But mark this: There will be terrible times in the last days. People will be lovers of themselves, lovers of money, boastful, proud, abusive, disobedient to their parents, ungrateful, unholy, without love, unforgiving, slanderous, without self-control, brutal, not lovers of the good, treacherous, rash, conceited, lovers of pleasure rather than lovers of God — having a form of godliness but denying its power. Have nothing to do with such people.
- 2 Timothy 3:1-5
For the love of money is a root of all kinds of evil. Some people, eager for money, have wandered from the faith and pierced themselves with many griefs.
- 1 Timothy 6:10
“No one can serve two masters. Either you will hate the one and love the other, or you will be devoted to the one and despise the other. You cannot serve both God and money.
- Matthew 6:24
While they were bringing out the money that had been taken into the temple of the Lord, Hilkiah the priest found the Book of the Law of the Lord that had been given through Moses. Hilkiah said to Shaphan the secretary, “I have found the Book of the Law in the temple of the Lord.” He gave it to Shaphan.
Then Shaphan took the book to the king and reported to him: “Your officials are doing everything that has been committed to them. They have paid out the money that was in the temple of the Lord and have entrusted it to the supervisors and workers.” Then Shaphan the secretary informed the king, “Hilkiah the priest has given me a book.” And Shaphan read from it in the presence of the king.
When the king heard the words of the Law, he tore his robes.
- 2 Chronicles 34:14-19
I used the “Black Sox” scandal of 1919 as an illustration lately. “Shoeless” Joe Jackson and seven of his White Sox teammates agreed to play poorly and lose the World Series so that a group of gamblers could make millions. Kennesaw Mountain Landis was appointed as the first commissioner of baseball before the next baseball season started as a result. “Shoeless” Joe Jackson, easily having the right numbers to be in the Hall of Fame, is not in the Hall, due to being prohibited from all aspects of baseball, and his crime was over 100 years ago. Another not in the Hall of Fame is Pete Rose, who may have never cheated, but he was caught gambling.

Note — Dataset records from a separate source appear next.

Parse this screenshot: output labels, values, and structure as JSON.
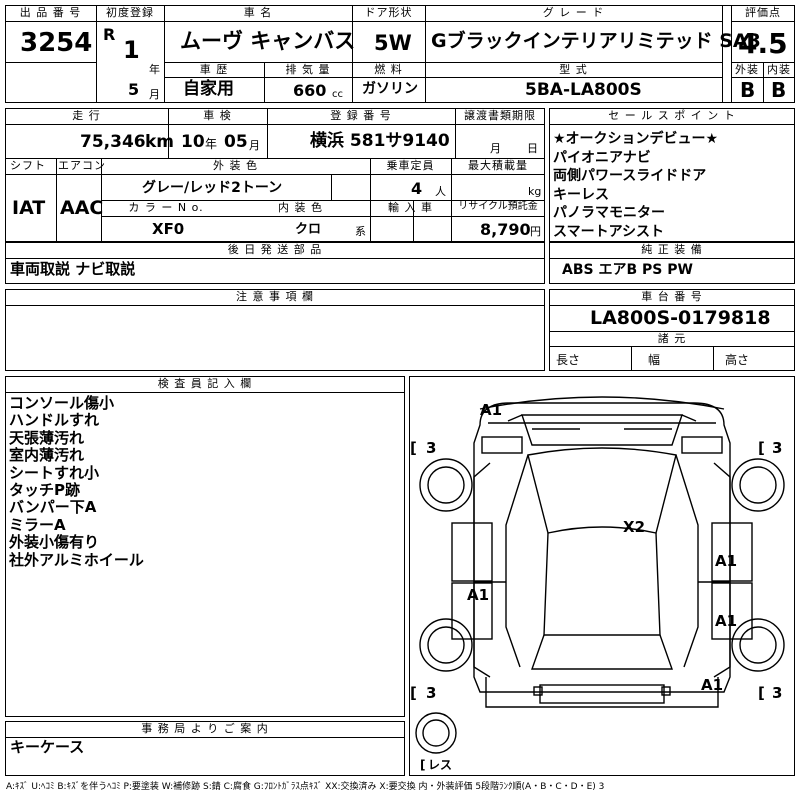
{
  "header": {
    "lot_label": "出 品 番 号",
    "lot_number": "3254",
    "first_reg_label": "初度登録",
    "era": "R",
    "first_reg_year": "1",
    "year_unit": "年",
    "first_reg_month": "5",
    "month_unit": "月",
    "car_name_label": "車 名",
    "car_name": "ムーヴ キャンバス",
    "door_label": "ドア形状",
    "door": "5W",
    "grade_label": "グ レ ー ド",
    "grade": "Gブラックインテリアリミテッド SA3",
    "score_label": "評価点",
    "score": "4.5",
    "history_label": "車 歴",
    "history": "自家用",
    "displacement_label": "排 気 量",
    "displacement": "660",
    "displacement_unit": "cc",
    "fuel_label": "燃 料",
    "fuel": "ガソリン",
    "model_label": "型 式",
    "model": "5BA-LA800S",
    "exterior_label": "外装",
    "exterior_grade": "B",
    "interior_label": "内装",
    "interior_grade": "B"
  },
  "details": {
    "mileage_label": "走 行",
    "mileage": "75,346",
    "mileage_unit": "km",
    "inspection_label": "車 検",
    "inspection_year": "10",
    "inspection_year_unit": "年",
    "inspection_month": "05",
    "inspection_month_unit": "月",
    "plate_label": "登 録 番 号",
    "plate": "横浜 581サ9140",
    "transfer_label": "譲渡書類期限",
    "transfer_month_unit": "月",
    "transfer_day_unit": "日",
    "shift_label": "シフト",
    "shift": "IAT",
    "ac_label": "エアコン",
    "ac": "AAC",
    "color_label": "外 装 色",
    "color": "グレー/レッド2トーン",
    "capacity_label": "乗車定員",
    "capacity": "4",
    "capacity_unit": "人",
    "load_label": "最大積載量",
    "load_unit": "kg",
    "color_no_label": "カ ラ ー N o.",
    "color_no": "XF0",
    "interior_color_label": "内 装 色",
    "interior_color": "クロ",
    "interior_color_unit": "系",
    "import_label": "輸 入 車",
    "recycle_label": "リサイクル預託金",
    "recycle": "8,790",
    "recycle_unit": "円"
  },
  "sales_points": {
    "label": "セ ー ル ス ポ イ ン ト",
    "items": [
      "★オークションデビュー★",
      "パイオニアナビ",
      "両側パワースライドドア",
      "キーレス",
      "パノラマモニター",
      "スマートアシスト"
    ]
  },
  "later_parts": {
    "label": "後 日 発 送 部 品",
    "text": "車両取説 ナビ取説"
  },
  "genuine_equipment": {
    "label": "純 正 装 備",
    "text": "ABS エアB PS PW"
  },
  "caution": {
    "label": "注 意 事 項 欄"
  },
  "chassis": {
    "label": "車 台 番 号",
    "number": "LA800S-0179818",
    "specs_label": "諸 元",
    "length_label": "長さ",
    "width_label": "幅",
    "height_label": "高さ"
  },
  "inspector": {
    "label": "検 査 員 記 入 欄",
    "lines": [
      "コンソール傷小",
      "ハンドルすれ",
      "天張薄汚れ",
      "室内薄汚れ",
      "シートすれ小",
      "タッチP跡",
      "バンパー下A",
      "ミラーA",
      "外装小傷有り",
      "社外アルミホイール"
    ]
  },
  "office": {
    "label": "事 務 局 よ り ご 案 内",
    "text": "キーケース"
  },
  "diagram": {
    "marks": [
      "A1",
      "X2",
      "A1",
      "A1",
      "A1",
      "A1"
    ],
    "tires": [
      "3",
      "3",
      "3",
      "3"
    ],
    "spare": "レス"
  },
  "legend": "A:ｷｽﾞ U:ﾍｺﾐ B:ｷｽﾞを伴うﾍｺﾐ P:要塗装 W:補修跡 S:錆 C:腐食 G:ﾌﾛﾝﾄｶﾞﾗｽ点ｷｽﾞ XX:交換済み X:要交換 内・外装評価 5段階ﾗﾝｸ順(A・B・C・D・E) 3"
}
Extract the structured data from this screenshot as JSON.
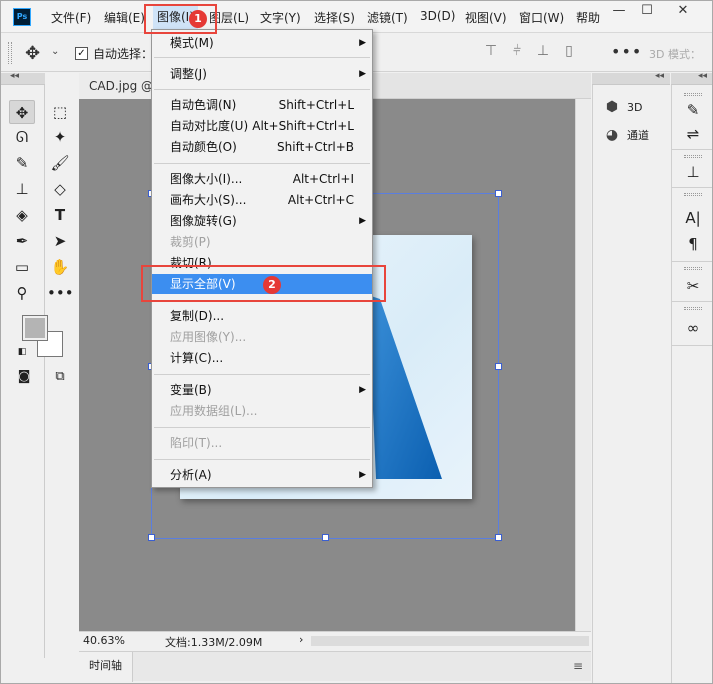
{
  "menubar": {
    "logo": "Ps",
    "items": [
      "文件(F)",
      "编辑(E)",
      "图像(I)",
      "图层(L)",
      "文字(Y)",
      "选择(S)",
      "滤镜(T)",
      "3D(D)",
      "视图(V)",
      "窗口(W)",
      "帮助"
    ],
    "active_item": "图像(I)"
  },
  "window_controls": {
    "minimize": "—",
    "maximize": "☐",
    "close": "✕"
  },
  "options_bar": {
    "auto_select_label": "自动选择：",
    "auto_select_checked": "✓",
    "mode_3d": "3D 模式："
  },
  "doc_tab": {
    "title": "CAD.jpg @"
  },
  "status": {
    "zoom": "40.63%",
    "doc_info": "文档:1.33M/2.09M",
    "arrow": "›"
  },
  "timeline": {
    "tab": "时间轴"
  },
  "right_panel": {
    "item_3d": "3D",
    "item_channels": "通道"
  },
  "image_menu": {
    "items": [
      {
        "label": "模式(M)",
        "shortcut": "",
        "submenu": true,
        "disabled": false
      },
      {
        "label": "调整(J)",
        "shortcut": "",
        "submenu": true,
        "disabled": false
      },
      {
        "label": "自动色调(N)",
        "shortcut": "Shift+Ctrl+L",
        "submenu": false,
        "disabled": false
      },
      {
        "label": "自动对比度(U)",
        "shortcut": "Alt+Shift+Ctrl+L",
        "submenu": false,
        "disabled": false
      },
      {
        "label": "自动颜色(O)",
        "shortcut": "Shift+Ctrl+B",
        "submenu": false,
        "disabled": false
      },
      {
        "label": "图像大小(I)...",
        "shortcut": "Alt+Ctrl+I",
        "submenu": false,
        "disabled": false
      },
      {
        "label": "画布大小(S)...",
        "shortcut": "Alt+Ctrl+C",
        "submenu": false,
        "disabled": false
      },
      {
        "label": "图像旋转(G)",
        "shortcut": "",
        "submenu": true,
        "disabled": false
      },
      {
        "label": "裁剪(P)",
        "shortcut": "",
        "submenu": false,
        "disabled": true
      },
      {
        "label": "裁切(R)...",
        "shortcut": "",
        "submenu": false,
        "disabled": false
      },
      {
        "label": "显示全部(V)",
        "shortcut": "",
        "submenu": false,
        "disabled": false
      },
      {
        "label": "复制(D)...",
        "shortcut": "",
        "submenu": false,
        "disabled": false
      },
      {
        "label": "应用图像(Y)...",
        "shortcut": "",
        "submenu": false,
        "disabled": true
      },
      {
        "label": "计算(C)...",
        "shortcut": "",
        "submenu": false,
        "disabled": false
      },
      {
        "label": "变量(B)",
        "shortcut": "",
        "submenu": true,
        "disabled": false
      },
      {
        "label": "应用数据组(L)...",
        "shortcut": "",
        "submenu": false,
        "disabled": true
      },
      {
        "label": "陷印(T)...",
        "shortcut": "",
        "submenu": false,
        "disabled": true
      },
      {
        "label": "分析(A)",
        "shortcut": "",
        "submenu": true,
        "disabled": false
      }
    ],
    "highlighted": "显示全部(V)"
  },
  "annotations": {
    "step1": "1",
    "step2": "2"
  },
  "colors": {
    "highlight": "#3c8ef0",
    "annotation": "#e8453c",
    "canvas_bg": "#8a8a8a"
  }
}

In the NFL, I can remember when Alex Karras and Paul Hornung were suspended due to gambling. They both continued to play after the suspension. Hornung, the “Golden Boy,” won championships with the Green Bay Packers, and Karras became an actor – the father on Webster, but probably more famous as Mongo in Blazing Saddles. I have heard of college basketball players being suspended due to fixing the point spread.
But during the Olympics this summer, every other commercial was about online gambling. Some commercial breaks were nothing but gambling commercials. It used to be an offense worth job termination for a sportscaster to mention the point spread or even hint of gambling. Now the face of some gambling dens are the sportscasters that announce the games.

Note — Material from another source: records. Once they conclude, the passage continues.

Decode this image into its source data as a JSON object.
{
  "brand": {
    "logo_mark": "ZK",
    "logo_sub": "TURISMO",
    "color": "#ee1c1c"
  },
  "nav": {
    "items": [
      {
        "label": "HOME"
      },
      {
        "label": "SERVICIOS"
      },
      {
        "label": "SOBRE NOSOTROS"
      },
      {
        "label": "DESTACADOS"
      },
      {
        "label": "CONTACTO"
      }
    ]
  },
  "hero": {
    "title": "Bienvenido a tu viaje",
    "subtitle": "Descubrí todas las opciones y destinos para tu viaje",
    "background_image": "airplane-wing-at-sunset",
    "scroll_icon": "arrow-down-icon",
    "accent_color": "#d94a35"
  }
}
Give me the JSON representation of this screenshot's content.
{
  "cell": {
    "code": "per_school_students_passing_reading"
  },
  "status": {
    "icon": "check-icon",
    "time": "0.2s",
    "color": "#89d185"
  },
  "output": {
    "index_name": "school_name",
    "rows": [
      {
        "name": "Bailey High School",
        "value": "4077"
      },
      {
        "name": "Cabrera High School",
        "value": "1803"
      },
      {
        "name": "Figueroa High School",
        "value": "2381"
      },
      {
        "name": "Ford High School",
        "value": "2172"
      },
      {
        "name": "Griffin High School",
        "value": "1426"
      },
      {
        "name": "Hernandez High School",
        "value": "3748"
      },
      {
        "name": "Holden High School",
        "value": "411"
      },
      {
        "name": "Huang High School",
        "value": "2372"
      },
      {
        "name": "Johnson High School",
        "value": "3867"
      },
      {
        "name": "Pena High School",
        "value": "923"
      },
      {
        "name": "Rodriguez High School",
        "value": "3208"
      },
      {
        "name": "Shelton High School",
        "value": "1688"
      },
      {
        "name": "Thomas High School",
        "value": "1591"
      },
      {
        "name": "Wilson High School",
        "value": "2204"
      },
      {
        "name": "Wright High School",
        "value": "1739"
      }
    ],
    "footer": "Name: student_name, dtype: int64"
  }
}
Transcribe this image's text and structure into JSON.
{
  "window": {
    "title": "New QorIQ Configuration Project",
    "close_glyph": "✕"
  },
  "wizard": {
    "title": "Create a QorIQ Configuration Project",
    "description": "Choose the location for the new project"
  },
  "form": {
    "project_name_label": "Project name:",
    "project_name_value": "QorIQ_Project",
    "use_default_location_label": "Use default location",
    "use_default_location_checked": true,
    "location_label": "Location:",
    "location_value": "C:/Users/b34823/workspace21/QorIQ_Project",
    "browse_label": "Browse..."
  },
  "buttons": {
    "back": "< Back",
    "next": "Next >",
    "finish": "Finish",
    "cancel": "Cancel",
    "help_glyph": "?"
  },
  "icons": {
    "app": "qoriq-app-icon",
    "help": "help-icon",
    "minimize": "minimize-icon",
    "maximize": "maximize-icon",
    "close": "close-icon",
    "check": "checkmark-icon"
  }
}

State lotteries sprung up in one state and then another. Your state might have Powerball. The next state might have Mega Millions. Then, living near a state line, you might have a company pool where you bought into both. But now 45 of the 50 states have both Powerball and Mega Millions. Do not bother trying to buy tickets in Alabama, Alaska, Hawaii, Nevada, and Utah. Nevada does not seem to fit that list, but they already make money from the casinos, so why add another source of income?
And that is the point, the states are in the lottery business to make money, not to hand out millions. Most people simply lose their money and the state wins. In Pennsylvania, they advertise that old people benefit from the money that the state skims off the top, but I am old, and I have not seen any benefit. We even tried to get a break on our utility rates, and we were denied.
A few years ago, there was a running back (American football) who fell to the ground rather than scoring a touchdown. It was a smart play. The game was nearly over. By falling down, his team kept possession of the ball and they simply ran out the clock to win the game, rather than scoring and allowing the other team a chance to score. But the announcers stated that this star player just made a lot of people angry. Him not scoring might make the difference in winning or losing on “Fantasy” football. I play fantasy football for a diversion, owning an entire league – thus, I always win, but I always lose. Since I cannot bet against myself, I never lose money and the book maker does not skim any money off the top, but that was what the announcers were saying. People would get angry due to the bets made on whether he scored that touchdown.
I see more “Black Sox” scandals in our future, the fixing of games to make money. The games will then not be won or lost, simply manufactured by the person with the most money. Maybe I am being foolish. This may already be the case, and the perpetrators have simply not been caught.
As Paul said to Timothy, I see “all kinds of evil.”
Soli Deo Gloria. Only to God be the Glory.